The wasm-rquickjs runtime handles top-level `async` `run()` functions — the QuickJS engine runs the microtask queue to completion. No special WIT changes are needed.

## Step 5.6: HTTP Mock Server Integration Tests (Optional)

Some libraries are **HTTP client libraries** (e.g., `axios`, `got`, `node-fetch`, `ky`, `superagent`, `undici`) or libraries whose core functionality involves making HTTP requests (e.g., REST API wrappers, GraphQL clients like `graphql-request`, webhook senders). For these, a simple local HTTP mock server provides much better test coverage than offline-only tests.
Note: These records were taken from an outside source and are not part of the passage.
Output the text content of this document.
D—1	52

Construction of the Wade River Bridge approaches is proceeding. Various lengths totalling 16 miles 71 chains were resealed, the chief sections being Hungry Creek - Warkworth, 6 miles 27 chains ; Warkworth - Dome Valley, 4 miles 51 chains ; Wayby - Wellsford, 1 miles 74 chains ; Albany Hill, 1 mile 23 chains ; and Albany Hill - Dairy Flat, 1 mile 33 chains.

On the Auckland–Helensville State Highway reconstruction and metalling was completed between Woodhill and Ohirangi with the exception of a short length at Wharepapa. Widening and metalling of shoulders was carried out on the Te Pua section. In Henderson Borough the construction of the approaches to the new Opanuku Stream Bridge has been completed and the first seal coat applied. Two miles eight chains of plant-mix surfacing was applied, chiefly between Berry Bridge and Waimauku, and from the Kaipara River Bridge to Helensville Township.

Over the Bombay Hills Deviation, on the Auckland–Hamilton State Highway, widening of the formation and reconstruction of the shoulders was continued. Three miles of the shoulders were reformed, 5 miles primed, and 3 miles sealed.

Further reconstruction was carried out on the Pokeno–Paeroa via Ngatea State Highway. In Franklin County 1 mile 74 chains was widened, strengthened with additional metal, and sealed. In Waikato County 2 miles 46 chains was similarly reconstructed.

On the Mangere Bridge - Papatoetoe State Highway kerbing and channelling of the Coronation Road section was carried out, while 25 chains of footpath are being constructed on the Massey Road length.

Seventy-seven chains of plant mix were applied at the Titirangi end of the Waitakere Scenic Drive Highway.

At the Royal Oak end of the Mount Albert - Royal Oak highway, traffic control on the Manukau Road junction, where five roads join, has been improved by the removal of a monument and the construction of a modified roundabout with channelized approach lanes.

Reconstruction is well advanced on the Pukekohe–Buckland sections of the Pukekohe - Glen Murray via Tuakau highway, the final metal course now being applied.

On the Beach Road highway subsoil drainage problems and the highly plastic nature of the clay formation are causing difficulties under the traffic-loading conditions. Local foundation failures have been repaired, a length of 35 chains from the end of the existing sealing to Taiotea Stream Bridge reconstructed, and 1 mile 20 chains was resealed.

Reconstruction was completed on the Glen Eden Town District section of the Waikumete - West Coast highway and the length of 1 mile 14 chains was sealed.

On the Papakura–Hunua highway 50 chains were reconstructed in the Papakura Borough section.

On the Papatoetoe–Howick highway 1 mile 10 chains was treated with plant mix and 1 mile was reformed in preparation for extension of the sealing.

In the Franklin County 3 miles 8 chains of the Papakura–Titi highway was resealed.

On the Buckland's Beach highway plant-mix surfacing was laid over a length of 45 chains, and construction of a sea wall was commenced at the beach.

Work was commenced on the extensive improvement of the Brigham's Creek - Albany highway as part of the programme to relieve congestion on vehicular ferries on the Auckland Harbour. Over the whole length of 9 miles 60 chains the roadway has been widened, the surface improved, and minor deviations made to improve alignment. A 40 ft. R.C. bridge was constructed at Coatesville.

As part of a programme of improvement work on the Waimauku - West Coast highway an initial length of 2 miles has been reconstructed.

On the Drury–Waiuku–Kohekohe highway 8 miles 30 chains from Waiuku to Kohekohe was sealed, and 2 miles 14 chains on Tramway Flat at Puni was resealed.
### 5.6a. Determine if HTTP mock testing is applicable

Use this approach when:
- The library's **primary purpose** is making HTTP requests
- The library wraps a REST/GraphQL API and you want to test its HTTP layer without real credentials (e.g., `openai`, `@anthropic-ai/sdk`, `stripe`, `@sendgrid/mail`, `twilio`)
- The library transforms HTTP responses (parsing, retries, interceptors) and you need a server that returns controlled responses
- The library makes **any** HTTP requests as part of its core functionality — even if you could test _some_ features offline, the HTTP path should be tested with a real mock server

**Skip this step** if:
- The library doesn't make HTTP requests at all
- Docker-based testing (Step 5.5) already covers the library's needs better (e.g., database clients)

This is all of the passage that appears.